Download or read book Crystal Plasticity Finite Element Methods written by Franz Roters and published by John Wiley & Sons. This book was released on 2011-08-04 with total page 188 pages. Available in PDF, EPUB and Kindle. Book excerpt: Written by the leading experts in computational materials science, this handy reference concisely reviews the most important aspects of plasticity modeling: constitutive laws, phase transformations, texture methods, continuum approaches and damage mechanisms. As a result, it provides the knowledge needed to avoid failures in critical systems udner mechanical load. With its various application examples to micro- and macrostructure mechanics, this is an invaluable resource for mechanical engineers as well as for researchers wanting to improve on this method and extend its outreach.

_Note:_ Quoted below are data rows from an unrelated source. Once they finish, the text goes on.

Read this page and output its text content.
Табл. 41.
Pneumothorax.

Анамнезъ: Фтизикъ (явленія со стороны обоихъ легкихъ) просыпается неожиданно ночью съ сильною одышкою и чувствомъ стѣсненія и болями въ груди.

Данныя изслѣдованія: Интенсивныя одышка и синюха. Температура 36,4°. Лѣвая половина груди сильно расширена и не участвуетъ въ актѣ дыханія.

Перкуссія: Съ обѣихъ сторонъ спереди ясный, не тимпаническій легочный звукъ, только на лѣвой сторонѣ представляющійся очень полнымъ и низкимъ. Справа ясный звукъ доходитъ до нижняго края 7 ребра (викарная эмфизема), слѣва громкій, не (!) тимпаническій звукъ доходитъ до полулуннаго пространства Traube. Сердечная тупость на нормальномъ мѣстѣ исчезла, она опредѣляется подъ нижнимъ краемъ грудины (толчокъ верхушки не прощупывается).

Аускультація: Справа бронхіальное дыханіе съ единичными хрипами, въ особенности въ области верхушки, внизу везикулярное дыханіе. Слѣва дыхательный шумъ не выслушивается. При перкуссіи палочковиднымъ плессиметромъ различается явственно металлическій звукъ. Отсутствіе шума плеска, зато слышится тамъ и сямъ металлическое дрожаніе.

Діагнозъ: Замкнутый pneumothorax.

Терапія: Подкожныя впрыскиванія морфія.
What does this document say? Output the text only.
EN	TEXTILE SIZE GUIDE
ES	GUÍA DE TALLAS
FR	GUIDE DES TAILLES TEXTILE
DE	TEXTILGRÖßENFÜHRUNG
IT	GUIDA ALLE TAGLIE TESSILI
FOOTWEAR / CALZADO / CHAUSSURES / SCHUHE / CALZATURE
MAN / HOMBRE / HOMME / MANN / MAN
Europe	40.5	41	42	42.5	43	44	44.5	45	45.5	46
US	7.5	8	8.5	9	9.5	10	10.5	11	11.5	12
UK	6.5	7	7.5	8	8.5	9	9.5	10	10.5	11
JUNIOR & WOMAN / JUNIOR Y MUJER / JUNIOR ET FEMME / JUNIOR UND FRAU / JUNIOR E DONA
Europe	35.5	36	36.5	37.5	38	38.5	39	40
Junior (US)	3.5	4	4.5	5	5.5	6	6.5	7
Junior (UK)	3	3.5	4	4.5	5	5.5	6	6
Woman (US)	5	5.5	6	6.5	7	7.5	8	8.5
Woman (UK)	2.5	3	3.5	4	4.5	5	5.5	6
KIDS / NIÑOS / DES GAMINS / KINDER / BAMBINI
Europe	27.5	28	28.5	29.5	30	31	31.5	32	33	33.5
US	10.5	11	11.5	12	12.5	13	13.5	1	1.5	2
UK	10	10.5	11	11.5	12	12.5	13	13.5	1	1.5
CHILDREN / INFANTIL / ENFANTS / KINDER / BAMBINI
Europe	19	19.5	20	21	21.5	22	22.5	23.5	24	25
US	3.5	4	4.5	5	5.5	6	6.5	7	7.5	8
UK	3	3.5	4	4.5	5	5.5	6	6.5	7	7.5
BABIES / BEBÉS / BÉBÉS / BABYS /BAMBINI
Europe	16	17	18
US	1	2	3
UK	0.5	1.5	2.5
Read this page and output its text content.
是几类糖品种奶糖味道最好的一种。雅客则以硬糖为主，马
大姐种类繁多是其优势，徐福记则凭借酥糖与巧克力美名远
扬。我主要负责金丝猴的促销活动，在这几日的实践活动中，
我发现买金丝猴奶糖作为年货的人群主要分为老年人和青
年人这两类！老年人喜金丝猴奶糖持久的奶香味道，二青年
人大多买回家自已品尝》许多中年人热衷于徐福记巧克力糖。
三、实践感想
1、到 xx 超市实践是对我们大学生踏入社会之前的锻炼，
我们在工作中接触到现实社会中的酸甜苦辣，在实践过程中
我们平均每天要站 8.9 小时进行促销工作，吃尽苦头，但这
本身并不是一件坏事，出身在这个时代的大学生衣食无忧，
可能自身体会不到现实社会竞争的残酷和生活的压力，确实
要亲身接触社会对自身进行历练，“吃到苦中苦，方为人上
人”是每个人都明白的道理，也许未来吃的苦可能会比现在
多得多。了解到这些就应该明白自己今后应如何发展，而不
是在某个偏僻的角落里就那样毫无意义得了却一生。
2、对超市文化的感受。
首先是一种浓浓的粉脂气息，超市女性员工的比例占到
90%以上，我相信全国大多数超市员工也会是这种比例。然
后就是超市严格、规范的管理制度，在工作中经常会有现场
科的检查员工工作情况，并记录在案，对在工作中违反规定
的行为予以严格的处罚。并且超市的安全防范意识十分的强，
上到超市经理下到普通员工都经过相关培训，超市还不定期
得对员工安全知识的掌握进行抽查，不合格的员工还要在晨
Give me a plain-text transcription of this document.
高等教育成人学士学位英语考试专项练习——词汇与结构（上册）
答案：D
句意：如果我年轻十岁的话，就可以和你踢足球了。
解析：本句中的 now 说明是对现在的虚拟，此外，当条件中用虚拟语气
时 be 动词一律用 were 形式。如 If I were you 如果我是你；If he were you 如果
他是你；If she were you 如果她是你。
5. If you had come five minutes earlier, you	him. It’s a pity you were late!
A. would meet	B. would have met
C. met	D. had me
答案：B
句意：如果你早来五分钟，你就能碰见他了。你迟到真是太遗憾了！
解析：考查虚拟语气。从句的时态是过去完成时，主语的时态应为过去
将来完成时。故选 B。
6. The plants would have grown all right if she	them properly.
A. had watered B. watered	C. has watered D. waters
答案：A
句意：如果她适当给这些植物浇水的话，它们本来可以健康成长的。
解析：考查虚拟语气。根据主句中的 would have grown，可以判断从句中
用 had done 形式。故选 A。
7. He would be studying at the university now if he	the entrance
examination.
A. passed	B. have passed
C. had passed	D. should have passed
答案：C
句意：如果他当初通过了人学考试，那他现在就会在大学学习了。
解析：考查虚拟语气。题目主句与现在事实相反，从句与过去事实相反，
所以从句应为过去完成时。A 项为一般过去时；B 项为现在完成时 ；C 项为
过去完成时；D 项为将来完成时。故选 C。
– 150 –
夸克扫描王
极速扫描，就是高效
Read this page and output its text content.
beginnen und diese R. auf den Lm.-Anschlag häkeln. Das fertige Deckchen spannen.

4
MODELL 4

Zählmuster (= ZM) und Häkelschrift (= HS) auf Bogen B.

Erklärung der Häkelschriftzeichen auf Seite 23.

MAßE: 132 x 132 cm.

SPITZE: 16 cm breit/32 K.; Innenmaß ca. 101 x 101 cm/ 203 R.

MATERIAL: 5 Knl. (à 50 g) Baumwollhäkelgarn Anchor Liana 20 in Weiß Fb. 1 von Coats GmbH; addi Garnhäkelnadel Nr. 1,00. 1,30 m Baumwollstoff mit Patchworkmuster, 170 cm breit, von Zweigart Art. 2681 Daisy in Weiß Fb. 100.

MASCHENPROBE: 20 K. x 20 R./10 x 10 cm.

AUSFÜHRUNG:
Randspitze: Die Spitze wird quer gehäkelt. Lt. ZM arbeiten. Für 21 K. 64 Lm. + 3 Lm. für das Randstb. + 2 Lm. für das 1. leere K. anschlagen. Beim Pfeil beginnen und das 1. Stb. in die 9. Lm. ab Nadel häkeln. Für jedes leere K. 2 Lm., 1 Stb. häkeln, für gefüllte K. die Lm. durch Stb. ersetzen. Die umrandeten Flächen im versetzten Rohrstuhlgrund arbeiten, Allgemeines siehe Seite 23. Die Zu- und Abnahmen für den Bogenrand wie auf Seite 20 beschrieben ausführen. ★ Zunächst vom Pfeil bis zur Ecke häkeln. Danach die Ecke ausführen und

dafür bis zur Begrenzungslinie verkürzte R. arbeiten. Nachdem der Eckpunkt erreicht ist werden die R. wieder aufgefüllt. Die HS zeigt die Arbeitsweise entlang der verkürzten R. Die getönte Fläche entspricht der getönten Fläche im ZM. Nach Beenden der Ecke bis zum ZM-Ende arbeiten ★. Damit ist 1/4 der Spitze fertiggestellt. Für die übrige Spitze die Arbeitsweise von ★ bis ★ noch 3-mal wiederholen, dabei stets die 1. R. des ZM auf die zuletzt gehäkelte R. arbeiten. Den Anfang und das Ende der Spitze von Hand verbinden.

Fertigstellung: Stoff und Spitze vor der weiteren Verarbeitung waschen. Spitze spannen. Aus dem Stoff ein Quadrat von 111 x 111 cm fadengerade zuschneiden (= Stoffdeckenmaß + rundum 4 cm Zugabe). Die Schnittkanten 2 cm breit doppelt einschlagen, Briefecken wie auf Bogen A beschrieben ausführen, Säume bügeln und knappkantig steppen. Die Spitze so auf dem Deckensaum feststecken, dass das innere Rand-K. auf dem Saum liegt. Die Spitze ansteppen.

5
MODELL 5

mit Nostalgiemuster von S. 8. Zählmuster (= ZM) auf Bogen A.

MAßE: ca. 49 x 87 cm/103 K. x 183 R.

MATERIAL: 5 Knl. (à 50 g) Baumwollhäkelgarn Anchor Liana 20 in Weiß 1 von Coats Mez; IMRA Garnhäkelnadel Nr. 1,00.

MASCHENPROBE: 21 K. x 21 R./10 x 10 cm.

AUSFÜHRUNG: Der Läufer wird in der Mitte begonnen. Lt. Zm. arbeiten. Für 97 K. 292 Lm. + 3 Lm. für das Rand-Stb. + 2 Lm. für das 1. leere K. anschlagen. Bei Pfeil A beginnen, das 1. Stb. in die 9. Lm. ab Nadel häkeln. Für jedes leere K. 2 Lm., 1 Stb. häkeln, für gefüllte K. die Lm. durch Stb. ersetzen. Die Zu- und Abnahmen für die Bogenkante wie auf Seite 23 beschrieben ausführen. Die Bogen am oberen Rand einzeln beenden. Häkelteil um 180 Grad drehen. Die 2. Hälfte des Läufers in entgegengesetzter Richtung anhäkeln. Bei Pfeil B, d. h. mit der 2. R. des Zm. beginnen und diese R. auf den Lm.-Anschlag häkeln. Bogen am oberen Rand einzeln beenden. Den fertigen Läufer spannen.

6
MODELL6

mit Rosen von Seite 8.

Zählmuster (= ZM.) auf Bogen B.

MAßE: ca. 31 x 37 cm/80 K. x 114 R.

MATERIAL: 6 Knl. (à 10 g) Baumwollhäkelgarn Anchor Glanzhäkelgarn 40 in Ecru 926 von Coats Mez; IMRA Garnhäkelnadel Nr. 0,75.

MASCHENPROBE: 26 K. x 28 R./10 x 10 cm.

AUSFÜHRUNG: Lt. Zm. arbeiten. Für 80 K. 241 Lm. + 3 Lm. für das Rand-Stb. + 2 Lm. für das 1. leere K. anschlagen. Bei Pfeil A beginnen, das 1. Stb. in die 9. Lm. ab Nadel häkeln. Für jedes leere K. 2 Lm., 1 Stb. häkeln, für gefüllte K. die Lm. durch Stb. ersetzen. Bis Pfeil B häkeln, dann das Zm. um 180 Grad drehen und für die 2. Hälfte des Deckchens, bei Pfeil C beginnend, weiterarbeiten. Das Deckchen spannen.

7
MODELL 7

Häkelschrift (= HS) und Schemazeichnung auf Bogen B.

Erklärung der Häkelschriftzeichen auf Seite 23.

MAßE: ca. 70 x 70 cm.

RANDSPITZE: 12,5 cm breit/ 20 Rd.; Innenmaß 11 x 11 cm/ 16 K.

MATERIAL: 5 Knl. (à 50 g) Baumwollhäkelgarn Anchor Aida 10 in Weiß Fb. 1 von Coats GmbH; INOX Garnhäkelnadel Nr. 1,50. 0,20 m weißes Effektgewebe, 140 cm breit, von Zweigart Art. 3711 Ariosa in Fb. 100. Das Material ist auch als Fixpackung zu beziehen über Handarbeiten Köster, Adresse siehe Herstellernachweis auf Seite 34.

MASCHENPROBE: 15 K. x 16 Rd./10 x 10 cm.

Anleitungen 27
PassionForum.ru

Download or read book Practical Aspects of Computational Chemistry written by Jerzy Leszczynski and published by Springer Science & Business Media. This book was released on 2009-10-03 with total page 468 pages. Available in PDF, EPUB and Kindle. Book excerpt: "Practical Aspects of Computational Chemistry" presents contributions on a range of aspects of Computational Chemistry applied to a variety of research fields. The chapters focus on recent theoretical developments which have been used to investigate structures and properties of large systems with minimal computational resources. Studies include those in the gas phase, various solvents, various aspects of computational multiscale modeling, Monte Carlo simulations, chirality, the multiple minima problem for protein folding, the nature of binding in different species and dihydrogen bonds, carbon nanotubes and hydrogen storage, adsorption and decomposition of organophosphorus compounds, X-ray crystallography, proton transfer, structure-activity relationships, a description of the REACH programs of the European Union for chemical regulatory purposes, reactions of nucleic acid bases with endogenous and exogenous reactive oxygen species and different aspects of nucleic acid bases, base pairs and base tetrads.